So What's the Deal With Calculating Body Fat, and Does That Number Actually Matter?

Body mass index (BMI) is a measure of body fat based on your weight in relation to your height. Through a calculation or by use of a BMI chart, medical professionals can determine whether a patient is overweight, underweight, obese, or at the ideal weight for their height.

According to Dr. Mikhail "Doctor Mike" Varshavski DO, a board-certified family medicine physician at Overlook Medical Center in Summit, NJ, who spoke to POPSUGAR in an email, BMI is calculated by using the formula BMI = kg/m2 or using a BMI chart. With no differences for men or women in the formula, only height and weight is taken into account, not age, sex, ethnicity, or muscle mass. A healthy BMI is considered 18.5 to 24.9, according to the chart.

BMI calculations, said Dr. Varshavski, are a good general measure of overall health, but there are some issues with it as well, he said, that medical professionals need to be aware of, including taking muscle mass into account. He recalled a personal example for POPSUGAR in which his BMI had labeled him as overweight even though he was, in fact, muscular.

"During medical school, I was around 220 pounds muscular with little body fat, but based on my height, the BMI formula labeled me overweight," he said. "Muscle composition is not taken into account when calculating the BMI; therefore someone who is very muscular will have a falsely elevated reading."

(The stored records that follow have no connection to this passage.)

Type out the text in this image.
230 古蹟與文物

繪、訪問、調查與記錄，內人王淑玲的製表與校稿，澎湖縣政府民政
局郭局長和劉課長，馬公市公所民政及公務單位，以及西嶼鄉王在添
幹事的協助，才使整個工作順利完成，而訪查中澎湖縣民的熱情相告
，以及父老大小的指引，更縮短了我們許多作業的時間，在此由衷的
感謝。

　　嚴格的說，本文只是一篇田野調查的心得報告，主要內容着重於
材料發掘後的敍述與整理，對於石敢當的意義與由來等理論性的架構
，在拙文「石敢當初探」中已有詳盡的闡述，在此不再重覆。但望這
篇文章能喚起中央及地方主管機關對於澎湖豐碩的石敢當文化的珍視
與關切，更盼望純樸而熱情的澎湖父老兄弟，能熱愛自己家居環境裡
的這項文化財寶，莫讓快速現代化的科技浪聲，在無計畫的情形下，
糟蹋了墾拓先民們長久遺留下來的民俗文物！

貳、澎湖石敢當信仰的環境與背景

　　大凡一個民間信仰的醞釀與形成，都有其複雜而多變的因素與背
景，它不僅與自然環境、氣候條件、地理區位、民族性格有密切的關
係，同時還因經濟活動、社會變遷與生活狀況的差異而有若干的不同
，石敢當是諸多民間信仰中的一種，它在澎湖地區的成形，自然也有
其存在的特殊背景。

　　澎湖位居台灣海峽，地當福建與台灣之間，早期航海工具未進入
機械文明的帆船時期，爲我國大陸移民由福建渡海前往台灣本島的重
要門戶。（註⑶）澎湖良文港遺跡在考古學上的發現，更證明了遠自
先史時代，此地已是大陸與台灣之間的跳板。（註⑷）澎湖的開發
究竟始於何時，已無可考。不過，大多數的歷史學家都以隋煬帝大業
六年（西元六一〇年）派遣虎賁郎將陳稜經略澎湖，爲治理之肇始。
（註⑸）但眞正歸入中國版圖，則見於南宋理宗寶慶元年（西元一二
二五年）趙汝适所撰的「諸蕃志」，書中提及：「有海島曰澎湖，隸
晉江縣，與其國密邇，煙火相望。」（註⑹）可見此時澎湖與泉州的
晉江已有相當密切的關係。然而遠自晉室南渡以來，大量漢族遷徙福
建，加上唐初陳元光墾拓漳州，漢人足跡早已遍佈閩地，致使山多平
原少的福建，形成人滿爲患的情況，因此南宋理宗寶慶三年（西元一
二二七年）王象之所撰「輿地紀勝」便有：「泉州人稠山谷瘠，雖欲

According to Eva Tseng, MD MPH and assistant professor, division of general internal medicine at Johns Hopkins University, studies have shown that BMI correlates well to other direct measures of body fat so we use it as a surrogate measure of body fat, but the measurement has more limitations than just muscle mass when being evaluated for current and future health risks.

"BMI has been used as a tool to evaluate population health trends over time. However, there are some limitations to BMI: it does not directly measure excess body fat, and and it does adjust for factors like age, sex, ethnicity, and muscle mass. It also does not tell us the distribution of body fat in a person. We know that people with more central or abdominal adiposity have a higher risk of premature cardiovascular disease, diabetes, and death compared to people with a similar BMI but less abdominal adiposity. Older people tend to have more body fat than younger people although they may have the same BMI. In general, women have more total body fat than men with the same BMI. Asians and Asian Americans have increased health risks at a lower BMI, so the current cutoffs may not accurately reflect health risks in this ethnic/racial group," she said.

Dr. Varshavski added that BMI combined with other factors and a bit of common sense is the best way to evaluate the overall health of a patient, but that BMI does help to play an import role. "BMI is a solid tool to gauge the risk of illness. Also, while women and men carry different risks for the same BMI number, it is still useful for acting as a marker of when to start focusing on weight loss or weight gain," he said.

And while BMI calculations may put you on the good side of healthy currently, it's not just about what you weigh in relation to your height. Dr. Varshavski said that taking care of one's health in combination with maintaining a healthy BMI are both equally as important for future health.

"It's important to remember that the BMI is not a representative of your current health but solely the risks posed to your future health. You can have a normal BMI and be very unhealthy," said Dr. Varshavski. "In general, the higher your BMI, the higher the risk of developing a range of diseases that are associated with being overweight or obese, common ailments being diabetes, arthritis, high blood pressure, liver disease, and sleep apnea, among others."